The transistor is biased to a quiescent level by a simultaneous solution of several equations, which might typically be the loop equation (sum of voltages) for the input side, and the loop equation for the output side, (two equations which make your choice of values for the voltage source and the resistors important), and ALSO the nonlinear current-voltage characteristics of the transistor itself, which I believe are I_B versus V_BE, and I_C versus V_CE, which the manfacturer has published, or you can use a signal tracing device to display those characteristics on a screen.

(I'm an old dude, and I haven't done this kind of problem since the Nixon administration, so these details might not be perfect, but this is the general idea.)

Now that the transistor is biased, it's conducting, but not saturated. Let me say loosely that it's "partly on and partly off." It has "room" to be conducting either less or more, should the need arise. That need will arise when it does its intended job and amplifies a signal.
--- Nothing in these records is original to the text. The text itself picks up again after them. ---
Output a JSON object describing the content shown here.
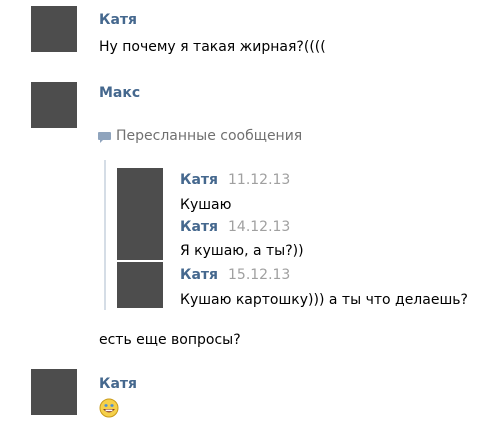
{
  "messages": [
    {
      "author": "Катя",
      "text": "Ну почему я такая жирная?(((("
    },
    {
      "author": "Макс",
      "forwarded_label": "Пересланные сообщения",
      "forwarded": [
        {
          "author": "Катя",
          "date": "11.12.13",
          "text": "Кушаю"
        },
        {
          "author": "Катя",
          "date": "14.12.13",
          "text": "Я кушаю, а ты?))"
        },
        {
          "author": "Катя",
          "date": "15.12.13",
          "text": "Кушаю картошку))) а ты что делаешь?"
        }
      ],
      "text": "есть еще вопросы?"
    },
    {
      "author": "Катя",
      "emoji": "smiling-face-emoji"
    }
  ],
  "colors": {
    "author_name": "#45688e",
    "date": "#a0a0a0",
    "avatar_placeholder": "#4d4d4d",
    "quote_bar": "#d5dde6",
    "forward_label": "#707070"
  }
}
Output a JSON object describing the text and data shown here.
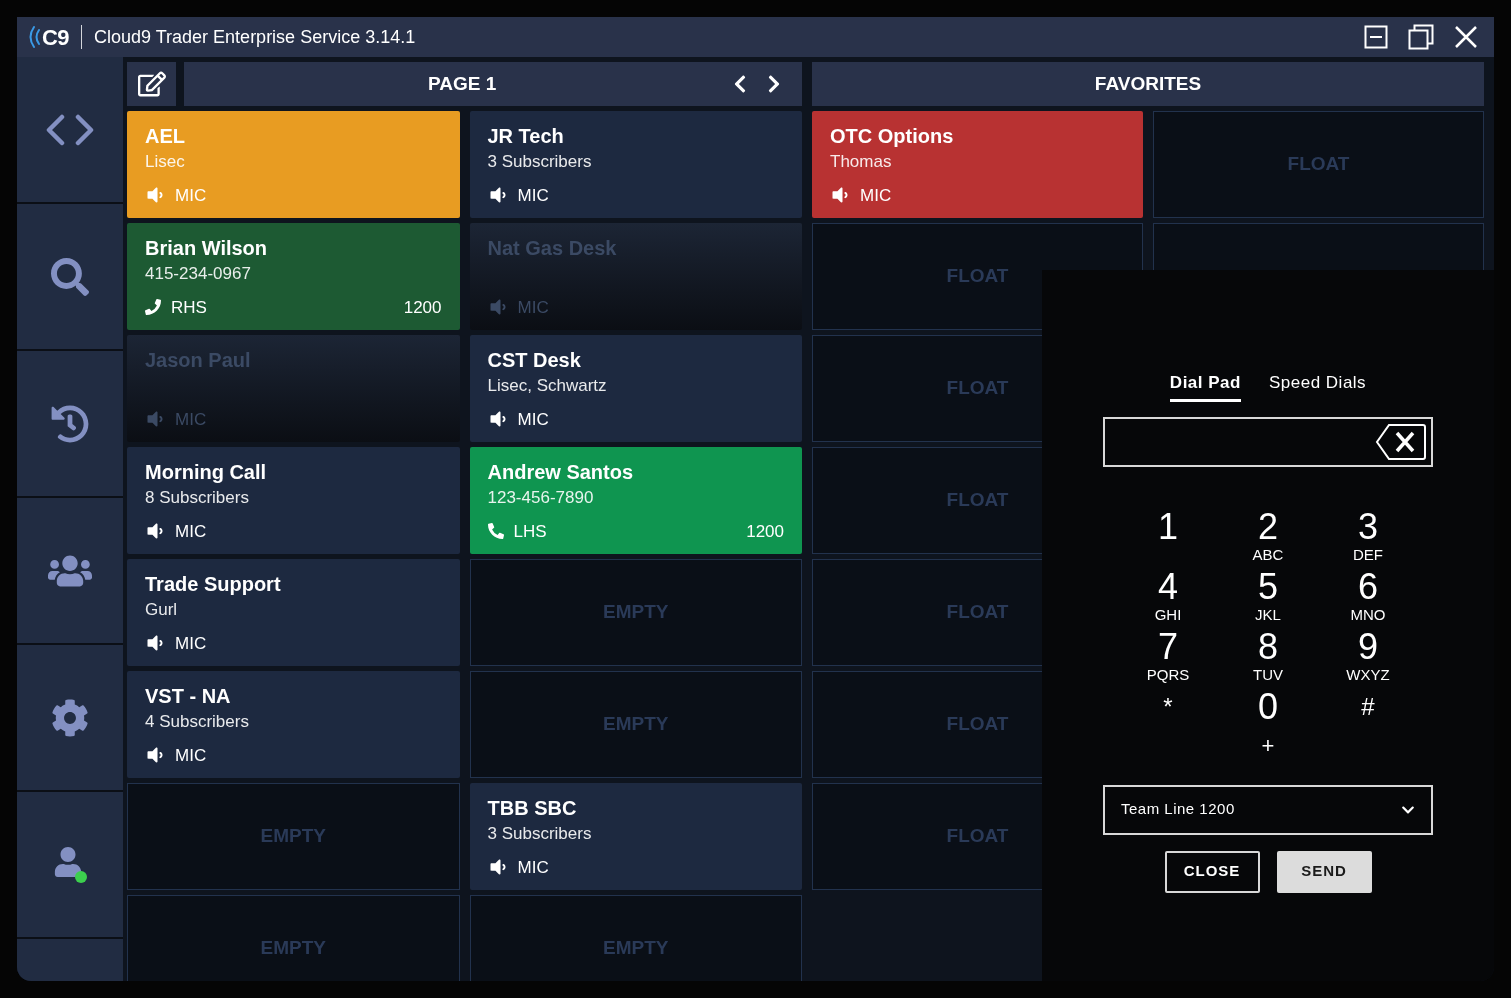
{
  "window": {
    "logo": "C9",
    "title": "Cloud9 Trader Enterprise Service 3.14.1"
  },
  "sidebar": {
    "items": [
      {
        "kind": "code"
      },
      {
        "kind": "search"
      },
      {
        "kind": "history"
      },
      {
        "kind": "users"
      },
      {
        "kind": "settings"
      },
      {
        "kind": "presence",
        "color": "#3ccf4e"
      }
    ]
  },
  "page": {
    "title": "PAGE 1",
    "tiles": [
      {
        "kind": "colored",
        "color": "#e89c22",
        "title": "AEL",
        "subtitle": "Lisec",
        "line": {
          "kind": "speaker",
          "label": "MIC"
        }
      },
      {
        "kind": "normal",
        "title": "JR Tech",
        "subtitle": "3 Subscribers",
        "line": {
          "kind": "speaker",
          "label": "MIC"
        }
      },
      {
        "kind": "colored",
        "color": "#1d5a33",
        "title": "Brian Wilson",
        "subtitle": "415-234-0967",
        "line": {
          "kind": "handset",
          "label": "RHS"
        },
        "extension": "1200"
      },
      {
        "kind": "inactive",
        "title": "Nat Gas Desk",
        "line": {
          "kind": "speaker",
          "label": "MIC"
        }
      },
      {
        "kind": "inactive",
        "title": "Jason Paul",
        "line": {
          "kind": "speaker",
          "label": "MIC"
        }
      },
      {
        "kind": "normal",
        "title": "CST Desk",
        "subtitle": "Lisec, Schwartz",
        "line": {
          "kind": "speaker",
          "label": "MIC"
        }
      },
      {
        "kind": "normal",
        "title": "Morning Call",
        "subtitle": "8 Subscribers",
        "line": {
          "kind": "speaker",
          "label": "MIC"
        }
      },
      {
        "kind": "colored",
        "color": "#0f9550",
        "title": "Andrew Santos",
        "subtitle": "123-456-7890",
        "line": {
          "kind": "phone",
          "label": "LHS"
        },
        "extension": "1200"
      },
      {
        "kind": "normal",
        "title": "Trade Support",
        "subtitle": "Gurl",
        "line": {
          "kind": "speaker",
          "label": "MIC"
        }
      },
      {
        "kind": "empty",
        "label": "EMPTY"
      },
      {
        "kind": "normal",
        "title": "VST - NA",
        "subtitle": "4 Subscribers",
        "line": {
          "kind": "speaker",
          "label": "MIC"
        }
      },
      {
        "kind": "empty",
        "label": "EMPTY"
      },
      {
        "kind": "empty",
        "label": "EMPTY"
      },
      {
        "kind": "normal",
        "title": "TBB SBC",
        "subtitle": "3 Subscribers",
        "line": {
          "kind": "speaker",
          "label": "MIC"
        }
      },
      {
        "kind": "empty",
        "label": "EMPTY"
      },
      {
        "kind": "empty",
        "label": "EMPTY"
      }
    ]
  },
  "favorites": {
    "title": "FAVORITES",
    "tiles": [
      {
        "kind": "colored",
        "color": "#b83232",
        "title": "OTC Options",
        "subtitle": "Thomas",
        "line": {
          "kind": "speaker",
          "label": "MIC"
        }
      },
      {
        "kind": "empty",
        "label": "FLOAT"
      },
      {
        "kind": "empty",
        "label": "FLOAT"
      },
      {
        "kind": "empty"
      },
      {
        "kind": "empty",
        "label": "FLOAT"
      },
      {
        "kind": "blank"
      },
      {
        "kind": "empty",
        "label": "FLOAT"
      },
      {
        "kind": "blank"
      },
      {
        "kind": "empty",
        "label": "FLOAT"
      },
      {
        "kind": "blank"
      },
      {
        "kind": "empty",
        "label": "FLOAT"
      },
      {
        "kind": "blank"
      },
      {
        "kind": "empty",
        "label": "FLOAT"
      }
    ]
  },
  "dial_pad": {
    "tabs": [
      {
        "label": "Dial Pad",
        "selected": true
      },
      {
        "label": "Speed Dials",
        "selected": false
      }
    ],
    "keys": [
      {
        "digit": "1"
      },
      {
        "digit": "2",
        "letters": "ABC"
      },
      {
        "digit": "3",
        "letters": "DEF"
      },
      {
        "digit": "4",
        "letters": "GHI"
      },
      {
        "digit": "5",
        "letters": "JKL"
      },
      {
        "digit": "6",
        "letters": "MNO"
      },
      {
        "digit": "7",
        "letters": "PQRS"
      },
      {
        "digit": "8",
        "letters": "TUV"
      },
      {
        "digit": "9",
        "letters": "WXYZ"
      },
      {
        "digit": "*"
      },
      {
        "digit": "0",
        "letters": "+"
      },
      {
        "digit": "#"
      }
    ],
    "line_select": {
      "value": "Team Line 1200"
    },
    "buttons": [
      {
        "label": "CLOSE",
        "kind": "outline"
      },
      {
        "label": "SEND",
        "kind": "filled"
      }
    ]
  }
}
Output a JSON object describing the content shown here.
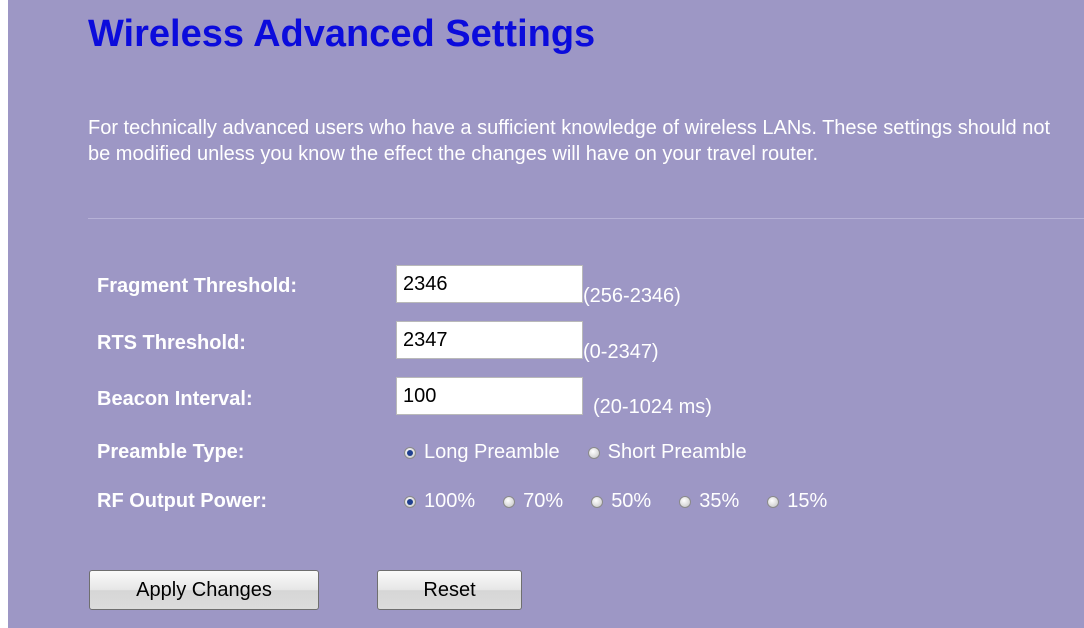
{
  "page": {
    "title": "Wireless Advanced Settings",
    "description": "For technically advanced users who have a sufficient knowledge of wireless LANs. These settings should not be modified unless you know the effect the changes will have on your travel router."
  },
  "form": {
    "fragment_threshold": {
      "label": "Fragment Threshold:",
      "value": "2346",
      "range": "(256-2346)"
    },
    "rts_threshold": {
      "label": "RTS Threshold:",
      "value": "2347",
      "range": "(0-2347)"
    },
    "beacon_interval": {
      "label": "Beacon Interval:",
      "value": "100",
      "range": "(20-1024 ms)"
    },
    "preamble_type": {
      "label": "Preamble Type:",
      "options": [
        "Long Preamble",
        "Short Preamble"
      ],
      "selected": "Long Preamble"
    },
    "rf_output_power": {
      "label": "RF Output Power:",
      "options": [
        "100%",
        "70%",
        "50%",
        "35%",
        "15%"
      ],
      "selected": "100%"
    }
  },
  "buttons": {
    "apply": "Apply Changes",
    "reset": "Reset"
  },
  "colors": {
    "panel_background": "#9d97c5",
    "title": "#0b0bdc",
    "text": "#ffffff"
  }
}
Now you put a wiggly signal on the base current, that is, algebraically adding a small oscillation to the quiescent level. The collector current might be some known number multiplied by the base current. Suppose that number happens to be 100. If the base current is the sum (quiescent level + x sin omega t), then the collector current might be, for example, 100 times that time-varying function. The significant thing is you have multiplied that sine wave by that number. That's what you wanted. The whole objective was to put a small sinusoudal current into the base and produce a collector current that is a magnified copy of that sinusoid. You also magnified the quiescent base current as represented in the quiescent collector current, but you don't care about that term.

Now a little sinusoidal voltage is seen across the B-E junction, and a big sinusouldal voltage is seen across the C-E junction. The output is usually taken to be the collector voltage with respect to ground. You attach that point through a coupling capacitor to the next circuit, which shares the ground with this circuit.